手術中に採取された病変の組織から短時間で標本を作製し、病理医が迅速診断を行います。診断結果は執刀医に連絡され、切除範囲や術式などの手術方針が決定されます。

免疫組織化学染色

2台の自動免疫染色装置で150種類以上の抗体を用いて染色しています。皮膚の蛍光抗体法やin situ hybridizationも行っています。腫瘍組織の鑑別や組織型の決定、がんの脈管への侵襲の有無等を評価しています。悪性リンパ腫や血液疾患症例では、多くの細胞情報を得て、精度の高い組織診断に役立っています。

病理解剖CPC

ご遺族の承諾のもとに亡くなられたご遺体の解剖を行い、その死因や病気の本態、合併症の有無、治療結果など詳細に検索します。

その後、当院の臨床病理症例検討会(CPC)で検討がなされ、最終病理解剖診断を作成します。

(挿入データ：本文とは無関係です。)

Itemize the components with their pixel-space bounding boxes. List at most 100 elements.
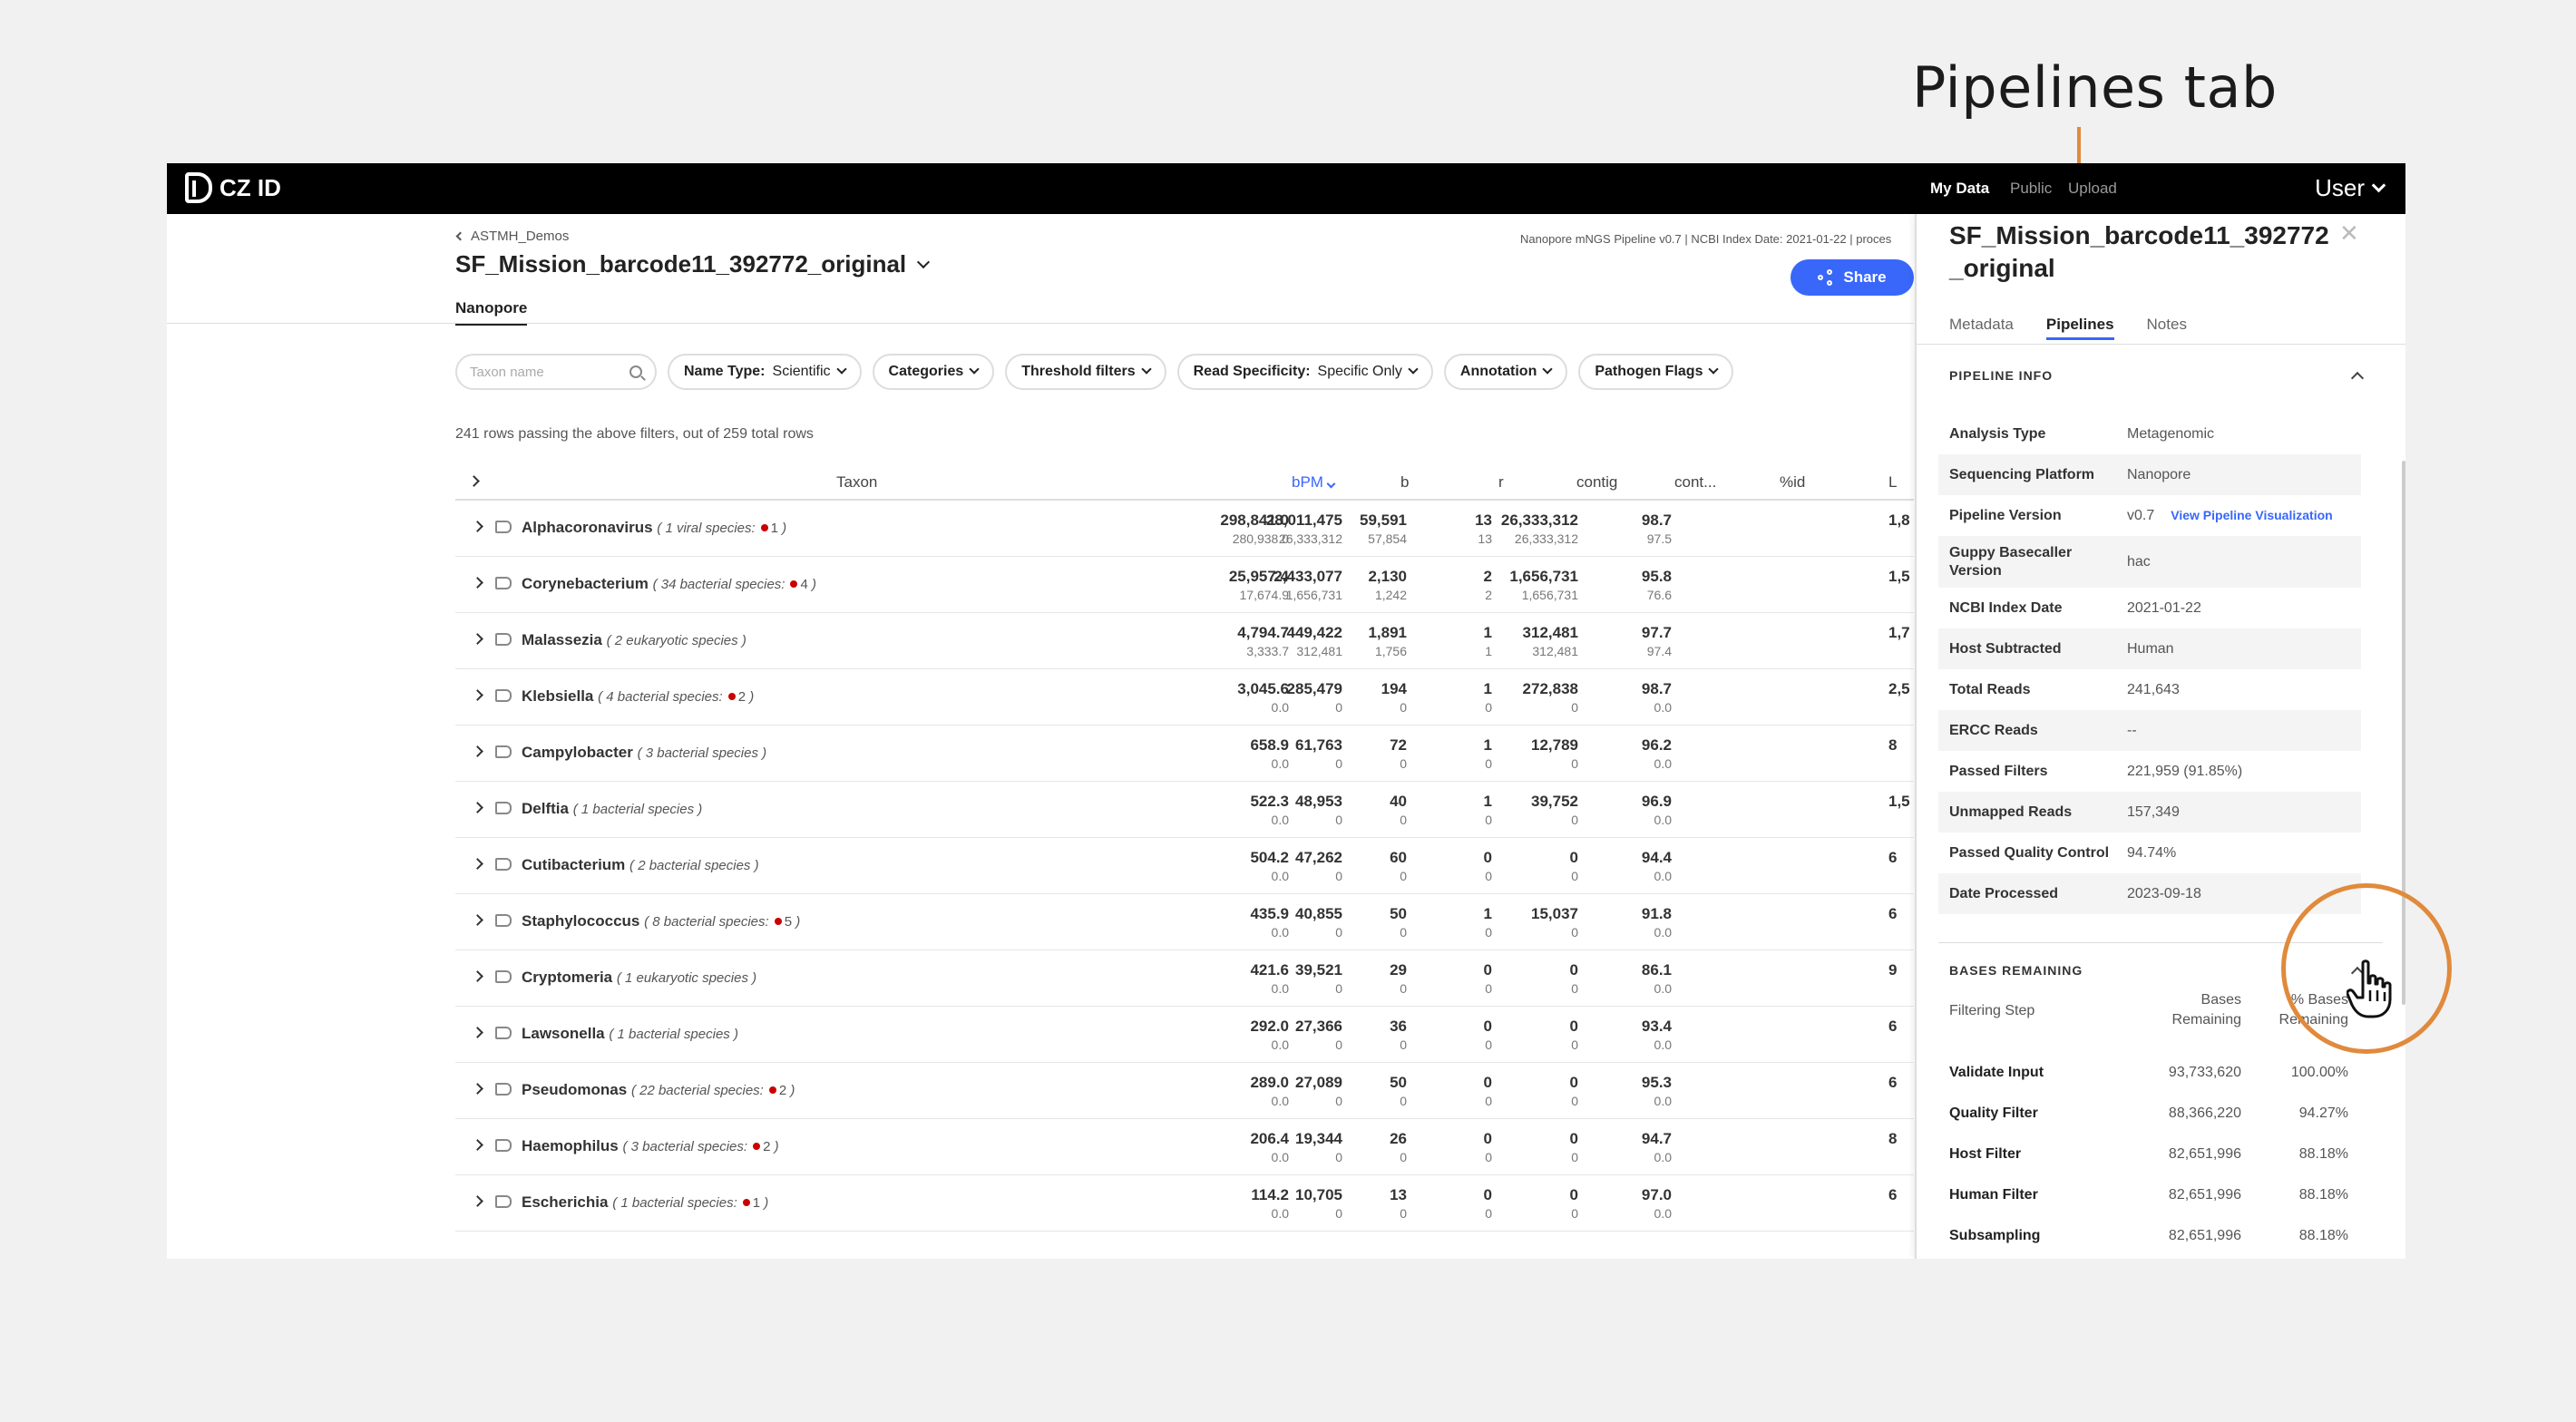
expand-all-icon[interactable] bbox=[468, 475, 480, 487]
taxon-name[interactable]: Lawsonella ( 1 bacterial species ) bbox=[522, 1025, 738, 1043]
pipeline-info-value: Nanopore bbox=[2127, 467, 2191, 483]
close-icon[interactable]: ✕ bbox=[2339, 219, 2359, 248]
taxon-search-input[interactable]: Taxon name bbox=[455, 354, 657, 390]
taxon-name-text: Pseudomonas bbox=[522, 1081, 628, 1098]
table-row[interactable]: Cutibacterium ( 2 bacterial species ) 504… bbox=[455, 838, 1914, 894]
chevron-up-icon[interactable] bbox=[2350, 371, 2365, 385]
expand-row-icon[interactable] bbox=[472, 745, 483, 757]
chevron-down-icon bbox=[1708, 364, 1720, 375]
threshold-filter[interactable]: Threshold filters bbox=[1005, 354, 1166, 390]
table-row[interactable]: Delftia ( 1 bacterial species ) 522.3 0.0 4… bbox=[455, 782, 1914, 838]
annotation-filter[interactable]: Annotation bbox=[1443, 354, 1568, 390]
table-row[interactable]: Escherichia ( 1 bacterial species: 1 ) 114… bbox=[455, 1175, 1914, 1232]
tag-icon[interactable] bbox=[495, 577, 512, 589]
taxon-name[interactable]: Cutibacterium ( 2 bacterial species ) bbox=[522, 856, 759, 874]
expand-row-icon[interactable] bbox=[472, 802, 483, 813]
expand-row-icon[interactable] bbox=[472, 1027, 483, 1038]
col-l[interactable]: L bbox=[1888, 473, 1897, 492]
pipeline-info-value-text: 2023-09-18 bbox=[2127, 885, 2201, 901]
expand-row-icon[interactable] bbox=[472, 1083, 483, 1095]
nav-public[interactable]: Public bbox=[2010, 180, 2052, 198]
cell-pid: 98.7 0.0 bbox=[1490, 669, 1672, 715]
tab-metadata[interactable]: Metadata bbox=[1949, 316, 2014, 340]
col-contig-bases[interactable]: cont... bbox=[1674, 473, 1716, 492]
tag-icon[interactable] bbox=[495, 521, 512, 533]
tag-icon[interactable] bbox=[495, 633, 512, 646]
pipeline-info-heading[interactable]: PIPELINE INFO bbox=[1949, 368, 2053, 383]
view-pipeline-visualization-link[interactable]: View Pipeline Visualization bbox=[2171, 508, 2332, 522]
col-b[interactable]: b bbox=[1400, 473, 1409, 492]
table-row[interactable]: Staphylococcus ( 8 bacterial species: 5 )… bbox=[455, 894, 1914, 950]
expand-row-icon[interactable] bbox=[472, 970, 483, 982]
taxon-name[interactable]: Alphacoronavirus ( 1 viral species: 1 ) bbox=[522, 519, 786, 537]
nav-my-data[interactable]: My Data bbox=[1930, 180, 1989, 198]
table-row[interactable]: Haemophilus ( 3 bacterial species: 2 ) 206… bbox=[455, 1119, 1914, 1175]
breadcrumb[interactable]: ASTMH_Demos bbox=[455, 229, 569, 244]
taxon-name[interactable]: Escherichia ( 1 bacterial species: 1 ) bbox=[522, 1193, 768, 1212]
table-row[interactable]: Cryptomeria ( 1 eukaryotic species ) 421.… bbox=[455, 950, 1914, 1007]
taxon-name[interactable]: Staphylococcus ( 8 bacterial species: 5 ) bbox=[522, 912, 800, 930]
taxon-name[interactable]: Klebsiella ( 4 bacterial species: 2 ) bbox=[522, 687, 754, 706]
cell-pid: 93.4 0.0 bbox=[1490, 1007, 1672, 1052]
taxon-species-count: ( 1 bacterial species ) bbox=[609, 1027, 738, 1042]
table-row[interactable]: Klebsiella ( 4 bacterial species: 2 ) 3,04… bbox=[455, 669, 1914, 726]
expand-row-icon[interactable] bbox=[472, 1195, 483, 1207]
table-row[interactable]: Alphacoronavirus ( 1 viral species: 1 ) 29… bbox=[455, 501, 1914, 557]
sample-title[interactable]: SF_Mission_barcode11_392772_original bbox=[455, 250, 931, 278]
table-row[interactable]: Campylobacter ( 3 bacterial species ) 658… bbox=[455, 726, 1914, 782]
expand-row-icon[interactable] bbox=[472, 633, 483, 645]
tag-icon[interactable] bbox=[495, 689, 512, 702]
col-percent-id[interactable]: %id bbox=[1780, 473, 1805, 492]
col-contig[interactable]: contig bbox=[1576, 473, 1617, 492]
tag-icon[interactable] bbox=[495, 970, 512, 983]
bases-remaining-heading[interactable]: BASES REMAINING bbox=[1949, 963, 2083, 978]
taxon-name[interactable]: Haemophilus ( 3 bacterial species: 2 ) bbox=[522, 1137, 779, 1155]
taxon-name[interactable]: Pseudomonas ( 22 bacterial species: 2 ) bbox=[522, 1081, 795, 1099]
tag-icon[interactable] bbox=[495, 1139, 512, 1152]
taxon-name[interactable]: Malassezia ( 2 eukaryotic species ) bbox=[522, 631, 746, 649]
nav-upload[interactable]: Upload bbox=[2068, 180, 2117, 198]
tag-icon[interactable] bbox=[495, 1027, 512, 1039]
table-row[interactable]: Pseudomonas ( 22 bacterial species: 2 ) 28… bbox=[455, 1063, 1914, 1119]
expand-row-icon[interactable] bbox=[472, 914, 483, 926]
pipeline-info-key: Passed Filters bbox=[1949, 763, 2048, 779]
taxon-name[interactable]: Delftia ( 1 bacterial species ) bbox=[522, 800, 702, 818]
expand-row-icon[interactable] bbox=[472, 858, 483, 870]
pipeline-info-value: Metagenomic bbox=[2127, 426, 2214, 443]
expand-row-icon[interactable] bbox=[472, 689, 483, 701]
col-taxon[interactable]: Taxon bbox=[836, 473, 877, 492]
tag-icon[interactable] bbox=[495, 1083, 512, 1096]
expand-row-icon[interactable] bbox=[472, 1139, 483, 1151]
tab-notes[interactable]: Notes bbox=[2147, 316, 2187, 340]
taxon-name[interactable]: Campylobacter ( 3 bacterial species ) bbox=[522, 744, 766, 762]
table-row[interactable]: Malassezia ( 2 eukaryotic species ) 4,794… bbox=[455, 613, 1914, 669]
tag-icon[interactable] bbox=[495, 802, 512, 814]
bases-remaining-value: 82,651,996 bbox=[2168, 1145, 2241, 1162]
col-bpm[interactable]: bPM bbox=[1292, 473, 1336, 492]
filtering-step: Quality Filter bbox=[1949, 1105, 2038, 1121]
tag-icon[interactable] bbox=[495, 914, 512, 927]
read-specificity-filter[interactable]: Read Specificity: Specific Only bbox=[1176, 354, 1433, 390]
categories-filter[interactable]: Categories bbox=[872, 354, 995, 390]
tag-icon[interactable] bbox=[495, 745, 512, 758]
user-menu[interactable]: User bbox=[2315, 174, 2386, 202]
pipeline-info-key: Pipeline Version bbox=[1949, 507, 2062, 523]
taxon-species-count: ( 2 bacterial species ) bbox=[629, 858, 759, 873]
pathogen-flags-filter[interactable]: Pathogen Flags bbox=[1578, 354, 1734, 390]
taxon-name[interactable]: Corynebacterium ( 34 bacterial species: 4… bbox=[522, 575, 816, 593]
table-row[interactable]: Lawsonella ( 1 bacterial species ) 292.0 0… bbox=[455, 1007, 1914, 1063]
col-r[interactable]: r bbox=[1498, 473, 1504, 492]
expand-row-icon[interactable] bbox=[472, 521, 483, 532]
czid-logo[interactable]: CZ ID bbox=[185, 172, 281, 203]
expand-row-icon[interactable] bbox=[472, 577, 483, 589]
name-type-filter[interactable]: Name Type: Scientific bbox=[668, 354, 862, 390]
taxon-name-text: Escherichia bbox=[522, 1193, 609, 1211]
table-row[interactable]: Corynebacterium ( 34 bacterial species: 4… bbox=[455, 557, 1914, 613]
tag-icon[interactable] bbox=[495, 1195, 512, 1208]
tag-icon[interactable] bbox=[495, 858, 512, 871]
tab-pipelines[interactable]: Pipelines bbox=[2045, 316, 2114, 340]
share-button[interactable]: Share bbox=[1791, 259, 1914, 296]
taxon-name[interactable]: Cryptomeria ( 1 eukaryotic species ) bbox=[522, 969, 756, 987]
tab-nanopore[interactable]: Nanopore bbox=[455, 299, 528, 326]
cell-pid: 95.3 0.0 bbox=[1490, 1063, 1672, 1108]
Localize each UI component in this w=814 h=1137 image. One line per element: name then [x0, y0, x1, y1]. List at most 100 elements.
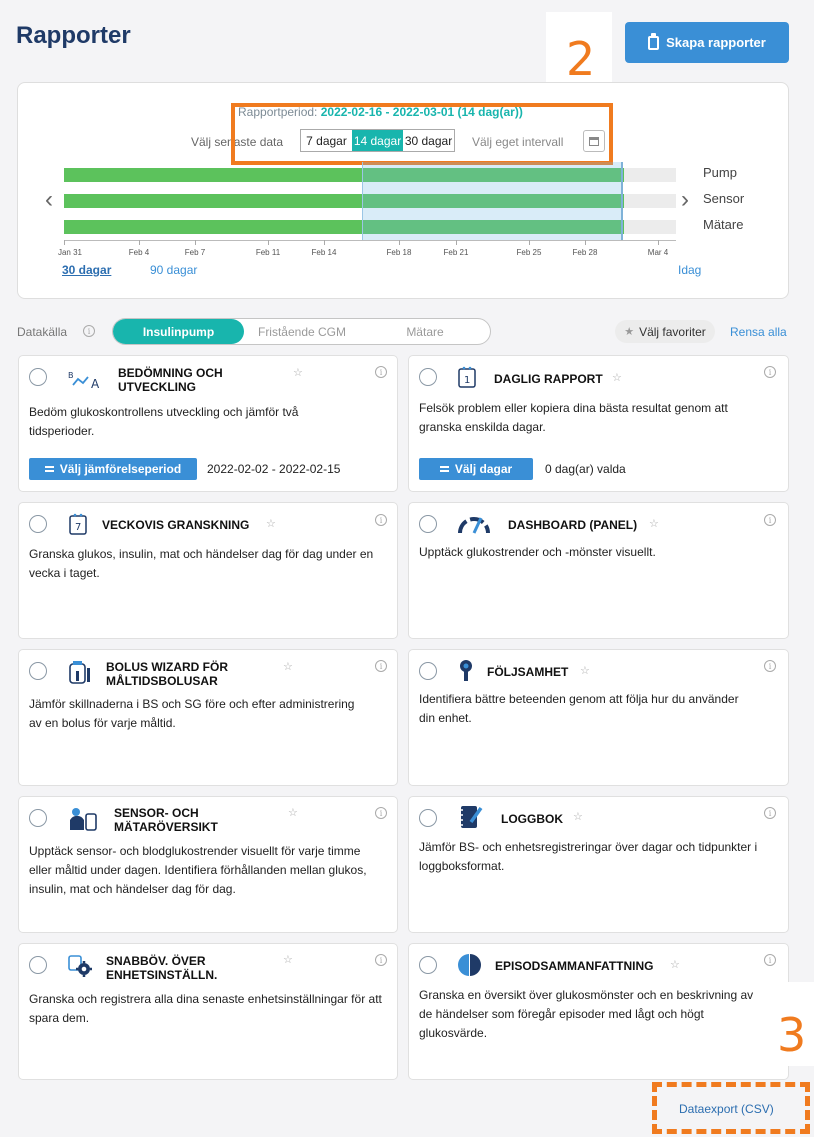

解剖診断結果は日本病理学会に集計され今後の医療や医学研究の発展に貢献しています。

研修医の皆さんへ

病理診断科では、病気の本態に関する病変の検索および診断方法など臨床につながる実践的な病理的研修を行うことができます。

学会認定施設など

  • 日本病理学会認定病理制度登録施設
  • 日本病理学会研修登録施設
  • 日本臨床細胞学会認定施設

担当医紹介

田代 幸恵

たしろ ゆきえ

主任部長

専門

日本専門医機構病理専門医
日本病理学会病理専門医/研修指導医
日本臨床細胞学会細胞診専門医/指導医
死体解剖資格認定医
医学博士(鹿児島大学)
鹿児島大学大学院医歯学総合研究科臨床教授

メッセージ

臨床医との情報交換を密に行い、適切な早期治療に繋がる、精度の高い病理診断を心がけています

二之宮 謙次郎

にのみや けんじろう

部長

専門

日本専門医機構病理専門医
日本病理学会病理専門医/研修指導医
日本臨床細胞学会細胞診専門医
死体解剖資格認定医

メッセージ

過不足のない病理診断を心がけ、地域医療の安定に貢献したいと存じます。